Chao Mu-Rong, Shih Ying-Ming, Hsu Yu-Wen, Liu Hung-Hsin, Chang Yuan-Jhe, Lin Bo-Huei, Hu Chiung-Wen
Department of Occupational Safety and Health, Chung Shan Medical University, Taichung 402, Taiwan.
Division of Chest Medicine, Department of Internal Medicine, Changhua Christian Hospital, Changhua 500, Taiwan; Department of Public Health, Chung Shan Medical University, Taichung 402, Taiwan.
Free Radic Biol Med. 2016 Apr;93:77-83. doi: 10.1016/j.freeradbiomed.2016.01.025. Epub 2016 Jan 29.

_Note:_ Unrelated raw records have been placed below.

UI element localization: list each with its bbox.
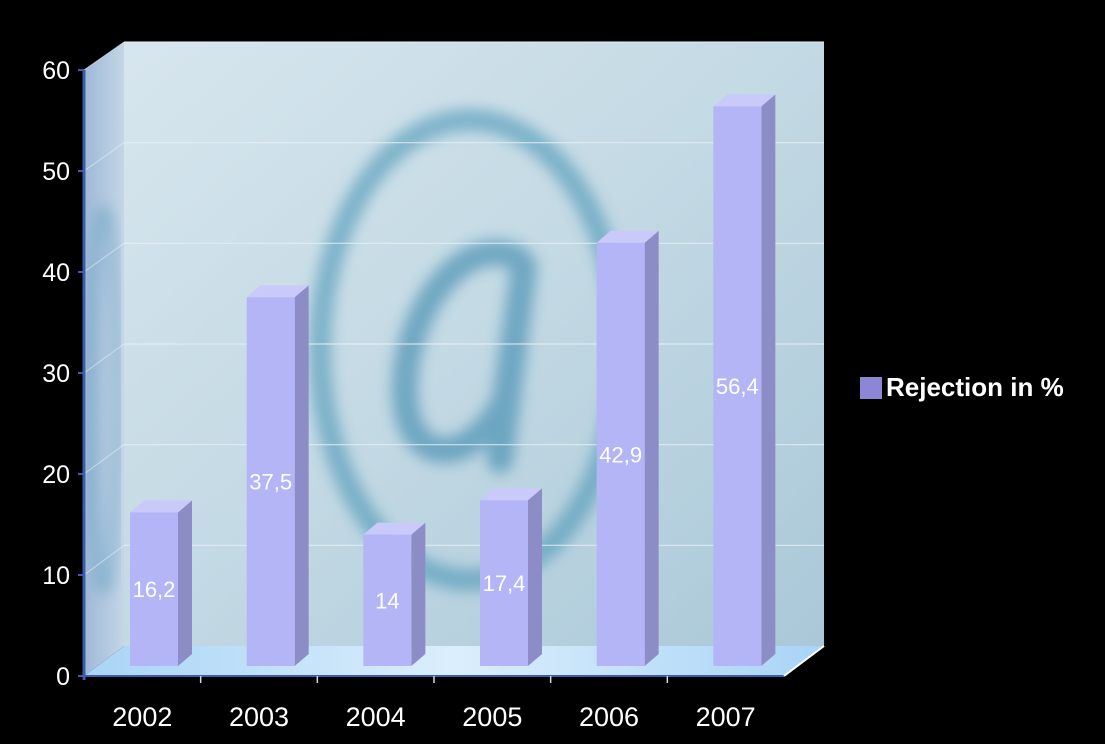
data-label: 17,4 xyxy=(483,571,526,596)
legend-label: Rejection in % xyxy=(886,372,1064,402)
bar-front xyxy=(130,512,178,666)
y-tick-label: 0 xyxy=(56,663,70,691)
bar-top xyxy=(130,500,192,513)
y-tick-label: 40 xyxy=(42,259,70,287)
bar-front xyxy=(596,242,645,666)
data-label: 56,4 xyxy=(716,374,759,399)
bar-side xyxy=(178,500,192,666)
bar-front xyxy=(713,106,762,667)
data-label: 14 xyxy=(375,588,399,613)
bar-top xyxy=(596,230,659,243)
bar-side xyxy=(411,522,426,666)
bar-top xyxy=(713,94,776,107)
bar-front xyxy=(246,297,295,666)
x-tick-label: 2004 xyxy=(346,702,406,732)
bars xyxy=(130,94,776,667)
chart-floor xyxy=(84,646,824,676)
bar-side xyxy=(644,230,659,666)
side-gridline xyxy=(83,444,125,475)
side-gridline xyxy=(83,544,125,576)
bar xyxy=(246,285,309,666)
bar-front xyxy=(363,534,412,666)
y-tick-label: 20 xyxy=(42,461,70,489)
y-axis-ticks: 0 10 20 30 40 50 60 xyxy=(42,57,84,691)
x-tick-label: 2007 xyxy=(696,702,756,732)
data-label: 16,2 xyxy=(133,577,176,602)
bar-front xyxy=(480,500,528,666)
y-tick-label: 50 xyxy=(42,158,70,186)
floor-edge xyxy=(783,645,825,677)
legend: Rejection in % xyxy=(860,372,1064,403)
bar xyxy=(596,230,659,666)
data-labels: 16,2 37,5 14 17,4 42,9 56,4 xyxy=(133,374,759,613)
side-gridline xyxy=(83,41,125,71)
legend-swatch xyxy=(860,376,882,399)
x-tick-label: 2003 xyxy=(229,702,289,732)
bar xyxy=(480,488,542,666)
side-wall-watermark xyxy=(85,205,123,595)
bar-top xyxy=(480,488,542,501)
y-tick-label: 60 xyxy=(42,57,70,85)
bar-side xyxy=(294,285,309,666)
side-gridline xyxy=(83,142,125,172)
data-label: 37,5 xyxy=(249,470,292,495)
bar-top xyxy=(246,285,309,298)
x-tick-label: 2005 xyxy=(462,702,522,732)
x-axis-labels: 2002 2003 2004 2005 2006 2007 xyxy=(112,676,756,732)
bar-top xyxy=(363,522,426,535)
bar xyxy=(713,94,776,667)
y-tick-label: 10 xyxy=(42,562,70,590)
bar xyxy=(363,522,426,666)
side-gridline xyxy=(83,242,125,273)
gridlines xyxy=(83,41,824,576)
bar xyxy=(130,500,192,666)
x-tick-label: 2006 xyxy=(579,702,639,732)
y-tick-label: 30 xyxy=(42,360,70,388)
data-label: 42,9 xyxy=(599,442,642,467)
bar-side xyxy=(528,488,542,666)
side-gridline xyxy=(83,343,125,374)
x-tick-label: 2002 xyxy=(112,702,172,732)
bar-side xyxy=(761,94,776,667)
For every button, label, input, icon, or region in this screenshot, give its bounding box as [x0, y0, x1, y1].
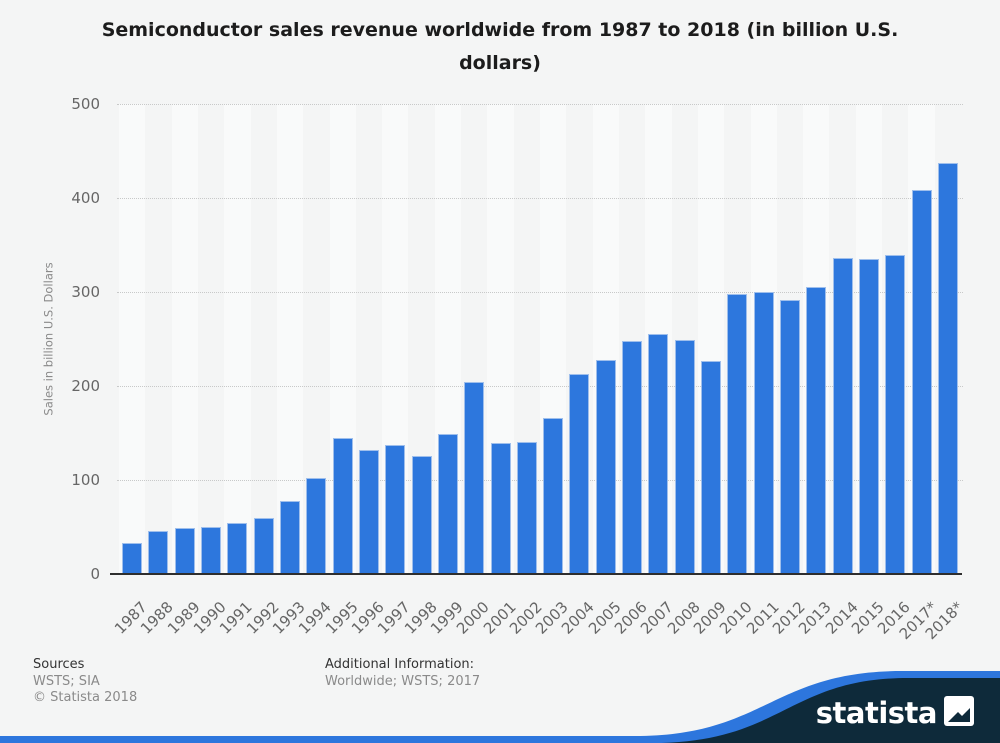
bar-1987: [122, 542, 143, 574]
column-1996: [356, 104, 382, 574]
bar-1990: [201, 526, 222, 574]
bar-1996: [358, 449, 379, 574]
column-2003: [540, 104, 567, 574]
additional-info-value: Worldwide; WSTS; 2017: [325, 673, 481, 689]
wave-blue-band: [0, 671, 1000, 743]
wave-navy-fill: [652, 678, 1000, 743]
bar-1998: [411, 455, 432, 574]
y-tick-label-0: 0: [90, 565, 100, 583]
column-1999: [434, 104, 462, 574]
bar-2014: [832, 258, 853, 574]
column-2014: [829, 104, 855, 574]
gridline-400: [117, 198, 963, 199]
chart-title: Semiconductor sales revenue worldwide fr…: [60, 14, 940, 80]
bar-1989: [174, 528, 195, 574]
bar-2016: [885, 255, 906, 574]
bar-1997: [385, 445, 406, 574]
bar-1999: [437, 433, 458, 574]
gridline-200: [117, 386, 963, 387]
column-2004: [566, 104, 592, 574]
column-1987: [119, 104, 146, 574]
bar-1993: [280, 501, 301, 574]
footer-additional-info: Additional Information: Worldwide; WSTS;…: [325, 657, 480, 690]
y-tick-label-400: 400: [71, 189, 100, 207]
sources-label: Sources: [33, 657, 85, 672]
y-axis-title: Sales in billion U.S. Dollars: [40, 104, 58, 574]
column-1991: [224, 104, 251, 574]
bar-1995: [332, 438, 353, 574]
bar-2007: [648, 333, 669, 574]
gridline-300: [117, 292, 963, 293]
bar-2001: [490, 443, 511, 574]
statista-wave-graphic: [0, 671, 1000, 743]
column-1995: [329, 104, 356, 574]
x-axis-line: [110, 573, 962, 575]
column-2012: [777, 104, 803, 574]
bar-2017: [911, 189, 932, 574]
column-2013: [803, 104, 830, 574]
bar-2009: [701, 361, 722, 574]
statista-logo-text: statista: [815, 696, 938, 730]
y-tick-label-300: 300: [71, 283, 100, 301]
column-1998: [408, 104, 434, 574]
column-2009: [697, 104, 725, 574]
statista-logo-icon: [944, 696, 974, 726]
column-2005: [592, 104, 619, 574]
column-1997: [382, 104, 409, 574]
column-2000: [461, 104, 487, 574]
column-2018: [935, 104, 961, 574]
column-2016: [882, 104, 908, 574]
bar-1992: [253, 517, 274, 574]
column-2011: [750, 104, 777, 574]
column-1989: [171, 104, 198, 574]
column-2007: [645, 104, 672, 574]
bar-2000: [464, 381, 485, 574]
column-1988: [145, 104, 171, 574]
bar-2018: [937, 162, 958, 574]
bar-2015: [858, 258, 879, 574]
column-1990: [198, 104, 224, 574]
column-1994: [303, 104, 329, 574]
bar-2013: [806, 286, 827, 574]
column-1993: [276, 104, 304, 574]
column-2001: [487, 104, 514, 574]
bar-2003: [543, 417, 564, 574]
bar-2002: [516, 441, 537, 574]
bar-1991: [227, 522, 248, 574]
plot-area: [110, 104, 963, 575]
column-1992: [251, 104, 277, 574]
column-2015: [855, 104, 883, 574]
bar-1988: [148, 531, 169, 574]
column-2017: [908, 104, 935, 574]
gridline-100: [117, 480, 963, 481]
column-2008: [672, 104, 698, 574]
footer-sources: Sources WSTS; SIA © Statista 2018: [33, 657, 137, 707]
column-2002: [514, 104, 540, 574]
bar-2004: [569, 373, 590, 574]
bar-2012: [779, 299, 800, 574]
sources-value: WSTS; SIA: [33, 673, 100, 689]
bar-1994: [306, 478, 327, 574]
column-2010: [724, 104, 750, 574]
y-tick-label-200: 200: [71, 377, 100, 395]
additional-info-label: Additional Information:: [325, 657, 475, 672]
bar-2011: [753, 292, 774, 574]
y-tick-label-500: 500: [71, 95, 100, 113]
y-tick-label-100: 100: [71, 471, 100, 489]
chart-title-line2: dollars): [459, 52, 541, 74]
chart-title-line1: Semiconductor sales revenue worldwide fr…: [101, 19, 899, 41]
gridline-500: [117, 104, 963, 105]
bar-2006: [622, 341, 643, 574]
bar-2008: [674, 340, 695, 574]
copyright-text: © Statista 2018: [33, 690, 138, 705]
bar-2010: [727, 293, 748, 574]
logo-icon-glyph: [948, 708, 970, 722]
column-2006: [619, 104, 645, 574]
bar-2005: [595, 360, 616, 574]
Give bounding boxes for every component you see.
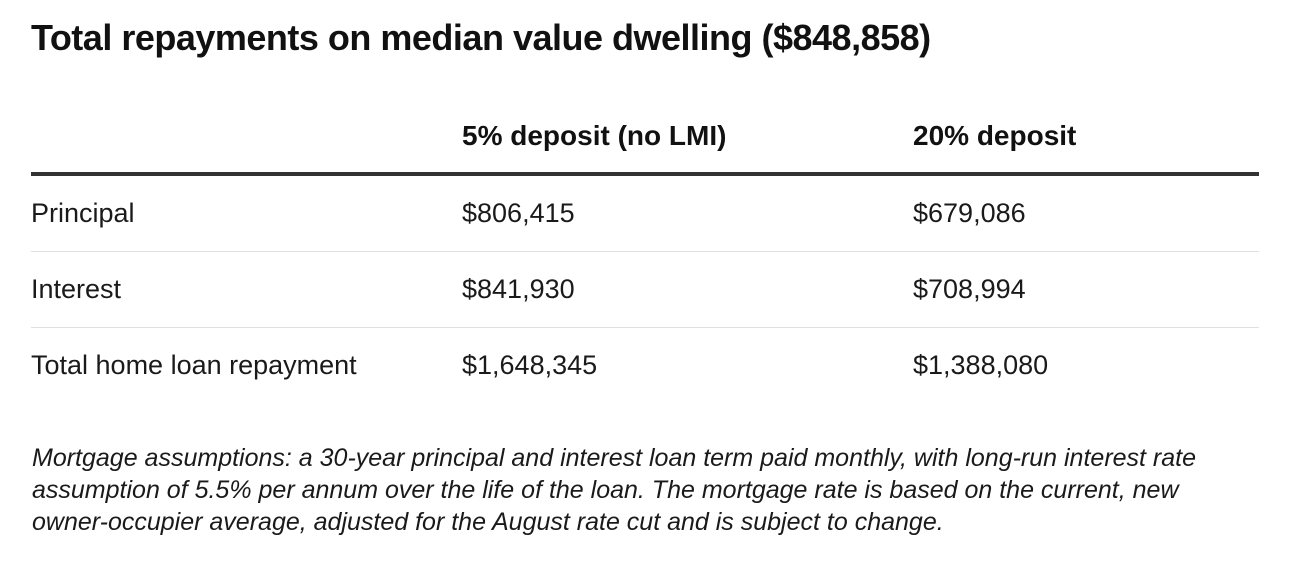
assumptions-note: Mortgage assumptions: a 30-year principa… (32, 444, 1197, 536)
table-header-row: 5% deposit (no LMI) 20% deposit (31, 100, 1259, 176)
row-label: Total home loan repayment (31, 350, 357, 380)
table-row-principal: Principal $806,415 $679,086 (31, 174, 1259, 252)
cell-value: $708,994 (913, 251, 1259, 328)
row-label: Principal (31, 174, 462, 252)
cell-value: $806,415 (462, 174, 913, 252)
column-header-20-percent-deposit: 20% deposit (913, 100, 1259, 176)
row-label: Interest (31, 251, 462, 328)
cell-value: $1,388,080 (913, 350, 1049, 380)
cell-value: $841,930 (462, 251, 913, 328)
cell-value: $679,086 (913, 174, 1259, 252)
table-row-total: Total home loan repayment $1,648,345 $1,… (31, 328, 1259, 404)
column-header-5-percent-deposit: 5% deposit (no LMI) (462, 100, 913, 176)
cell-value: $1,648,345 (462, 350, 598, 380)
table-title: Total repayments on median value dwellin… (31, 17, 931, 58)
column-header-label (31, 100, 462, 176)
table-row-interest: Interest $841,930 $708,994 (31, 251, 1259, 328)
repayments-table: 5% deposit (no LMI) 20% deposit Principa… (31, 100, 1259, 403)
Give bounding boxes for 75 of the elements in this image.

Urinary tract infections (UTIs) are the most common type of nosocomial infection. Traditionally, the presence of white blood cells and microorganisms in the urine provides objective evidence for UTI diagnosis. Here, we describe the use of liquid chromatography-tandem mass spectrometry (LC-MS/MS) to measure the nitrite and nitrate levels in urine and investigate the potential of this method for UTI diagnosis. LC-MS/MS analysis was performed in positive electrospray ionization mode. After adding (15)N-labeled internal standards and derivatizing with 2,3-diaminonaphthalene (DAN), the urinary nitrite content was directly analyzed by LC-MS/MS, whereas the urinary nitrate was first reduced to nitrite before derivatization and LC-MS/MS analysis. The derivatization of nitrite and enzymatic reduction of nitrate were optimized. This method was then applied to 241 healthy subjects and 73 UTI patients. Optimization tests revealed that 1 mL of crude urine required at least 6.25 μmol of DAN to completely derivatize nitrite and 2.5 U of nitrate reductase to completely reduce nitrate to nitrite. Urinary analysis showed that the urinary concentration of nitrite and the nitrite/nitrate ratio were higher in UTI patients than in healthy subjects. Compared with the dipstick-based urinary nitrite test and using LC-MS/MS to determine the nitrite concentration (sensitivity: 23-25%), the nitrite/nitrate ratio was significantly more sensitive (95%) and exhibited a satisfactory specificity (91%) in the screening of UTIs. Taken together, the nitrite/nitrate ratio, which reflects the reducing ability of pathogenic bacteria, could be a better method for the diagnosis of UTIs that is not subject to variations in urine specimen quality.
尿路感染(UTIs)是最常见的医院感染类型。传统上,尿液中白细胞和微生物的存在为UTI诊断提供了客观证据。在此,我们描述了使用液相色谱 - 串联质谱法(LC-MS/MS)测量尿液中的亚硝酸盐和硝酸盐水平,并研究该方法用于UTI诊断的潜力。LC-MS/MS分析在正电喷雾电离模式下进行。加入(15)N标记的内标并用2,3 - 二氨基萘(DAN)衍生化后,尿液中亚硝酸盐含量直接通过LC-MS/MS分析,而尿液中的硝酸盐在衍生化和LC-MS/MS分析前先还原为亚硝酸盐。优化了亚硝酸盐的衍生化和硝酸盐的酶促还原。然后将该方法应用于241名健康受试者和73名UTI患者。优化测试表明,1 mL粗尿液至少需要6.25 μmol的DAN才能完全衍生化亚硝酸盐,需要2.5 U的硝酸还原酶才能将硝酸盐完全还原为亚硝酸盐。尿液分析表明,UTI患者尿液中亚硝酸盐浓度和亚硝酸盐/硝酸盐比值高于健康受试者。与基于试纸的尿液亚硝酸盐检测相比,使用LC-MS/MS测定亚硝酸盐浓度(灵敏度:23 - 25%),亚硝酸盐/硝酸盐比值在UTI筛查中显著更敏感(95%),并表现出令人满意的特异性(91%)。综上所述,反映病原菌还原能力的亚硝酸盐/硝酸盐比值可能是一种更好的UTI诊断方法,不受尿液标本质量变化影响。